Part of the process of change was to convince customers that BT had any credibility whatsoever in services: “Our message had to be ‘We can do for you what you currently do for yourselves because we know how to do it for ourselves’,” says Haines. “As it happens, we know all about running a network, a NOC, a field force and customer management systems. It was slow to start with, but persistence paid off, after time spent listening to what customers wanted.”

The battle to convince customers that BT could do the managed services thing was waged in a very competitive environment. Haines said that not only did the company have to face down regular competitors like Cable&Wireless, but equipment vendors like Alcatel-Lucent and Ericsson, as well as an army of systems integrators, all of which had a long-standing reputation for managed services themselves, which often extended to full business process outsourcing: “The UK was and remains a very competitive place,” he concedes.

So has BT set a managed services pace that other European incumbents are now following? Haines is dubious about whether this claim holds water: “Each market in Europe is different,” he believes. “The UK has a traditional of much competition on the wholesale side, and has had that for 20 years now. Open networks are in our DNA, as is wholesaling. Moving up the chain to managed services created extra value for us. That model may be exportable, but no market is exactly like ours.”



Going global with its managed services portfolio?

But does BT plan to export its own managed services model outside the UK, considering its openly declared strategy is to extend its influence in a series of overseas markets?

“We’re primarily UK-focussed [with managed services], although we do work with our colleagues in global wholesale,” says Haines. “We’ve worked with them on an interesting new global IPX product. It’s about moving traditional traffic onto an IP platform and delivering it locally in an IP cloud.”

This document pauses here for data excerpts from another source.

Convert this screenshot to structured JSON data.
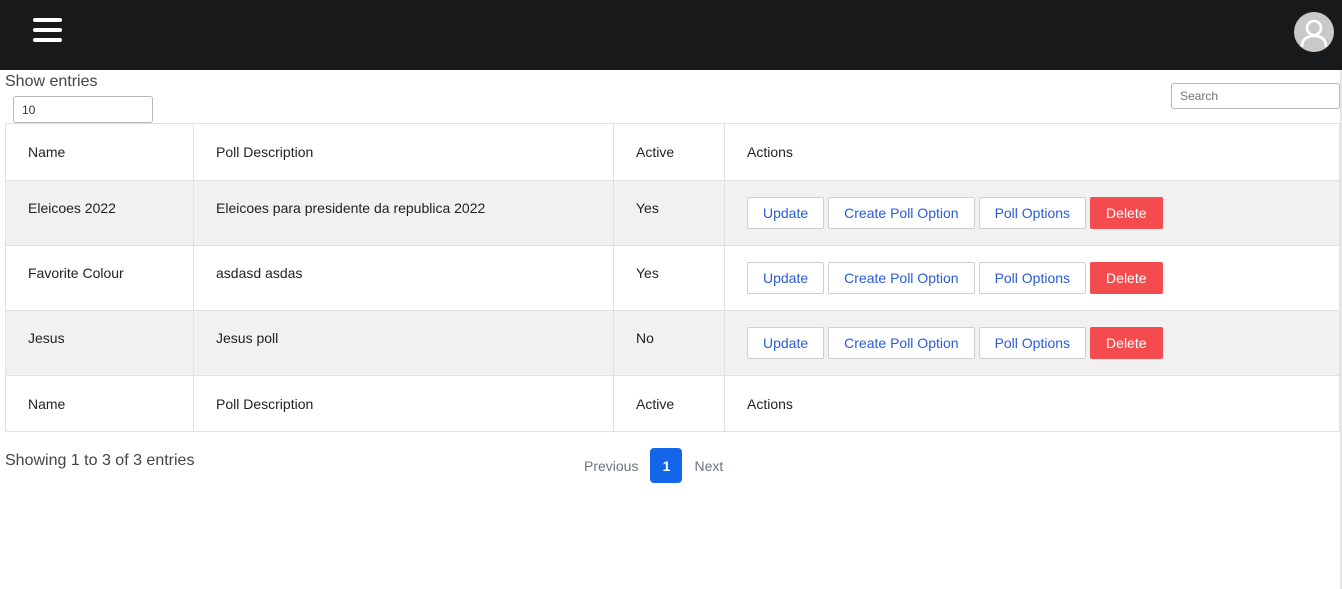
{
  "header": {
    "menu_icon": "hamburger-menu-icon",
    "avatar_icon": "user-avatar-icon"
  },
  "controls": {
    "show_entries_label": "Show entries",
    "entries_value": "10",
    "search_placeholder": "Search"
  },
  "table": {
    "columns": [
      "Name",
      "Poll Description",
      "Active",
      "Actions"
    ],
    "rows": [
      {
        "name": "Eleicoes 2022",
        "description": "Eleicoes para presidente da republica 2022",
        "active": "Yes"
      },
      {
        "name": "Favorite Colour",
        "description": "asdasd asdas",
        "active": "Yes"
      },
      {
        "name": "Jesus",
        "description": "Jesus poll",
        "active": "No"
      }
    ],
    "actions": {
      "update": "Update",
      "create_option": "Create Poll Option",
      "options": "Poll Options",
      "delete": "Delete"
    }
  },
  "footer": {
    "info": "Showing 1 to 3 of 3 entries",
    "previous": "Previous",
    "current_page": "1",
    "next": "Next"
  },
  "colors": {
    "topbar": "#18191b",
    "link_blue": "#2a5bd7",
    "danger": "#f44b4e",
    "page_active": "#1466e8",
    "stripe": "#f1f1f1"
  }
}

He cautiously believes that what BT has achieved with managed services could be replicated in other territories, ones where the company has already staked out an interest.

“We’re actively looking at expanding our interests in Africa, EMEA, the Far East and Latin America, and while there are no plans at the moment I don’t see why managed services could not be extended to those areas,” he says.

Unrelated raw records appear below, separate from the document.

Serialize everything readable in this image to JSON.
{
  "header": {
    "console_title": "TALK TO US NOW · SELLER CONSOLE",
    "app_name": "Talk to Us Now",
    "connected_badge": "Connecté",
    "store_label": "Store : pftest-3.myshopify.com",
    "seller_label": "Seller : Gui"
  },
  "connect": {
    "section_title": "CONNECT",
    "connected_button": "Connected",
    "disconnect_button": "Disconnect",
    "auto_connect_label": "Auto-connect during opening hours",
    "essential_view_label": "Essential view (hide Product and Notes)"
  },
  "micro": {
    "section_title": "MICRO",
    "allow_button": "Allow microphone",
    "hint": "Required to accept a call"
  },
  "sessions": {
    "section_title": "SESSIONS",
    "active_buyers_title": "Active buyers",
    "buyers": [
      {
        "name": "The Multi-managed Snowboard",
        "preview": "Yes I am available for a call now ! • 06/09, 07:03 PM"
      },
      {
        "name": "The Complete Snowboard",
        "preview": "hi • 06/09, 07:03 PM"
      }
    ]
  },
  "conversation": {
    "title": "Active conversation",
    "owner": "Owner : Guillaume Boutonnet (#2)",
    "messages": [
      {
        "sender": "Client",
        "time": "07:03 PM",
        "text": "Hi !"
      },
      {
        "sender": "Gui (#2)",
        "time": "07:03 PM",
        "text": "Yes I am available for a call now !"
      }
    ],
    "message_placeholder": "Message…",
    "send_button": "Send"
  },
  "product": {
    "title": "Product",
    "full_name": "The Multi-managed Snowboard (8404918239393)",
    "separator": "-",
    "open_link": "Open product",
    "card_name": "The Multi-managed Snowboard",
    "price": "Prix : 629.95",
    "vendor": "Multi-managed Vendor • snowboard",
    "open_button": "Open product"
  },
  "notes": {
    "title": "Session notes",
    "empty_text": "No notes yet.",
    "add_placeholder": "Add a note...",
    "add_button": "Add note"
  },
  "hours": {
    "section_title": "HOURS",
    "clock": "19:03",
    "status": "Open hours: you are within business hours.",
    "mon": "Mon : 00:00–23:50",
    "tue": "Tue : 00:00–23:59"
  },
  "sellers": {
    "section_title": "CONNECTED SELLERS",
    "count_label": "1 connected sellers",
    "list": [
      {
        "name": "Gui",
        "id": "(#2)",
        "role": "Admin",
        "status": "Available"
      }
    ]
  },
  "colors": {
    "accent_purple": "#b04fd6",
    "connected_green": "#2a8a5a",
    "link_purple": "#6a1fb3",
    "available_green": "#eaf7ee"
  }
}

“We need to remain clear as to what our core competencies are however. We certainly won’t be competing with people like Cap Gemini in the BPO market, that’s for sure.” So where does BT’s managed services journey go from here?

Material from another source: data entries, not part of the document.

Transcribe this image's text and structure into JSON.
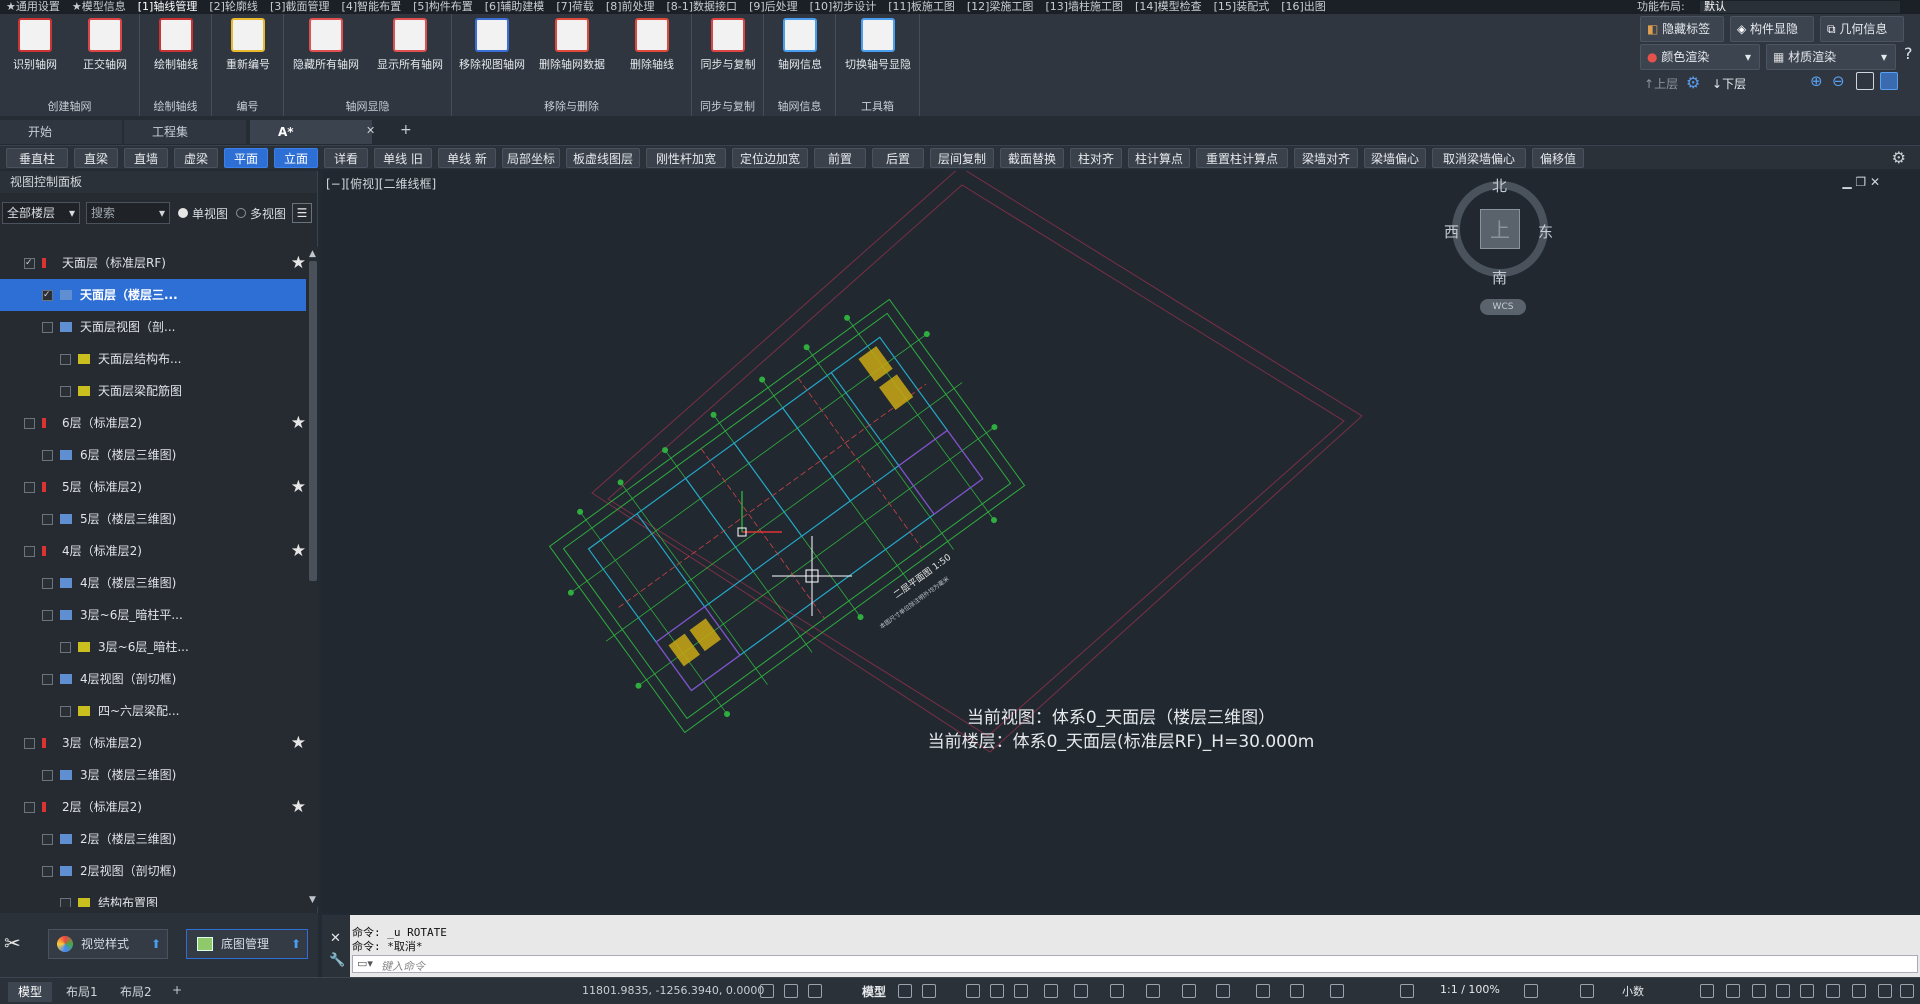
{
  "menubar": {
    "items": [
      "★通用设置",
      "★模型信息",
      "[1]轴线管理",
      "[2]轮廓线",
      "[3]截面管理",
      "[4]智能布置",
      "[5]构件布置",
      "[6]辅助建模",
      "[7]荷载",
      "[8]前处理",
      "[8-1]数据接口",
      "[9]后处理",
      "[10]初步设计",
      "[11]板施工图",
      "[12]梁施工图",
      "[13]墙柱施工图",
      "[14]模型检查",
      "[15]装配式",
      "[16]出图"
    ],
    "active_index": 2,
    "layout_label": "功能布局:",
    "layout_value": "默认"
  },
  "ribbon": {
    "groups": [
      {
        "name": "创建轴网",
        "buttons": [
          "识别轴网",
          "正交轴网"
        ]
      },
      {
        "name": "绘制轴线",
        "buttons": [
          "绘制轴线"
        ]
      },
      {
        "name": "编号",
        "buttons": [
          "重新编号"
        ]
      },
      {
        "name": "轴网显隐",
        "buttons": [
          "隐藏所有轴网",
          "显示所有轴网"
        ]
      },
      {
        "name": "移除与删除",
        "buttons": [
          "移除视图轴网",
          "删除轴网数据",
          "删除轴线"
        ]
      },
      {
        "name": "同步与复制",
        "buttons": [
          "同步与复制"
        ]
      },
      {
        "name": "轴网信息",
        "buttons": [
          "轴网信息"
        ]
      },
      {
        "name": "工具箱",
        "buttons": [
          "切换轴号显隐"
        ]
      }
    ]
  },
  "right_panel": {
    "hide_label": "隐藏标签",
    "component_visibility": "构件显隐",
    "geometry_info": "几何信息",
    "color_render": "颜色渲染",
    "material_render": "材质渲染",
    "upper_floor": "上层",
    "lower_floor": "下层"
  },
  "tabs": [
    {
      "label": "开始",
      "active": false
    },
    {
      "label": "工程集",
      "active": false
    },
    {
      "label": "A*",
      "active": true
    }
  ],
  "toolbar2": {
    "buttons": [
      "垂直柱",
      "直梁",
      "直墙",
      "虚梁",
      "平面",
      "立面",
      "详看",
      "单线 旧",
      "单线 新",
      "局部坐标",
      "板虚线图层",
      "刚性杆加宽",
      "定位边加宽",
      "前置",
      "后置",
      "层间复制",
      "截面替换",
      "柱对齐",
      "柱计算点",
      "重置柱计算点",
      "梁墙对齐",
      "梁墙偏心",
      "取消梁墙偏心",
      "偏移值"
    ],
    "selected": [
      "平面",
      "立面"
    ]
  },
  "left_panel": {
    "title": "视图控制面板",
    "floor_filter": "全部楼层",
    "search_placeholder": "搜索",
    "single_view": "单视图",
    "multi_view": "多视图",
    "tree": [
      {
        "label": "天面层（标准层RF)",
        "level": 0,
        "star": true,
        "checked": true
      },
      {
        "label": "天面层（楼层三...",
        "level": 1,
        "selected": true,
        "checked": true
      },
      {
        "label": "天面层视图（剖...",
        "level": 1
      },
      {
        "label": "天面层结构布...",
        "level": 2
      },
      {
        "label": "天面层梁配筋图",
        "level": 2
      },
      {
        "label": "6层（标准层2)",
        "level": 0,
        "star": true
      },
      {
        "label": "6层（楼层三维图)",
        "level": 1
      },
      {
        "label": "5层（标准层2)",
        "level": 0,
        "star": true
      },
      {
        "label": "5层（楼层三维图)",
        "level": 1
      },
      {
        "label": "4层（标准层2)",
        "level": 0,
        "star": true
      },
      {
        "label": "4层（楼层三维图)",
        "level": 1
      },
      {
        "label": "3层~6层_暗柱平...",
        "level": 1
      },
      {
        "label": "3层~6层_暗柱...",
        "level": 2
      },
      {
        "label": "4层视图（剖切框)",
        "level": 1
      },
      {
        "label": "四~六层梁配...",
        "level": 2
      },
      {
        "label": "3层（标准层2)",
        "level": 0,
        "star": true
      },
      {
        "label": "3层（楼层三维图)",
        "level": 1
      },
      {
        "label": "2层（标准层2)",
        "level": 0,
        "star": true
      },
      {
        "label": "2层（楼层三维图)",
        "level": 1
      },
      {
        "label": "2层视图（剖切框)",
        "level": 1
      },
      {
        "label": "结构布置图",
        "level": 2
      }
    ],
    "bottom_buttons": [
      "视觉样式",
      "底图管理"
    ]
  },
  "viewport": {
    "label": "[−][俯视][二维线框]",
    "compass": {
      "north": "北",
      "south": "南",
      "east": "东",
      "west": "西",
      "top": "上",
      "wcs": "WCS"
    },
    "current_view": "当前视图：体系0_天面层（楼层三维图）",
    "current_floor": "当前楼层：体系0_天面层(标准层RF)_H=30.000m",
    "plan_title": "二层平面图 1:50",
    "plan_subtitle": "本图尺寸单位除注明外均为毫米"
  },
  "command": {
    "line1": "命令: _u ROTATE",
    "line2": "命令: *取消*",
    "placeholder": "键入命令"
  },
  "statusbar": {
    "tabs": [
      "模型",
      "布局1",
      "布局2"
    ],
    "coords": "11801.9835, -1256.3940, 0.0000",
    "model": "模型",
    "scale": "1:1 / 100%",
    "decimal": "小数"
  }
}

“We’ll be looking to foster deeper partnerships with our customers, particularly in the area of networks,” says Haines. “We want to support them as a sales channel too, and help them sell more products and services to their customers.”

BT is continuously exploring how to help its customers grow their businesses and develop new capabilities.

In particular, Haines is looking forward to working with mobile operators in 4G: “We’re excited about what we’ll be able to offer with more fibre in the ground too. That’s certainly something our mobile operator customers want to see.”



BT Wholesale

History: BT is Europe’s largest wholesale communications business by revenue and market share. Through its wholesale division, it supports a range of communications providers from global operators to smaller, local resellers. It serves fixed and mobile services providers, internet service providers, communications services resellers, and global broadcasters and TV production companies, regionally or nationally in the UK or across 170 countries worldwide. In broadband, it offers copper-based services, as well as fibre to the cabinet and premises. It supports mobile operators through backhaul over both traditional data and next-generation Ethernet circuits.

Ownership: BT Wholesale is a division of BT Group, quoted on the London and New York stock exchanges.

Leadership: Nigel Stagg is chief executive officer of BT Wholesale.

Services: BT Wholesale’s services range from voice, broadband and data connectivity services to partial or fully managed services. The portfolio comprises traditional and next generation, IP based services. It is now expanding its business into new markets including digital content distribution, call centre management and optimisation, commercial online voting and cloud services.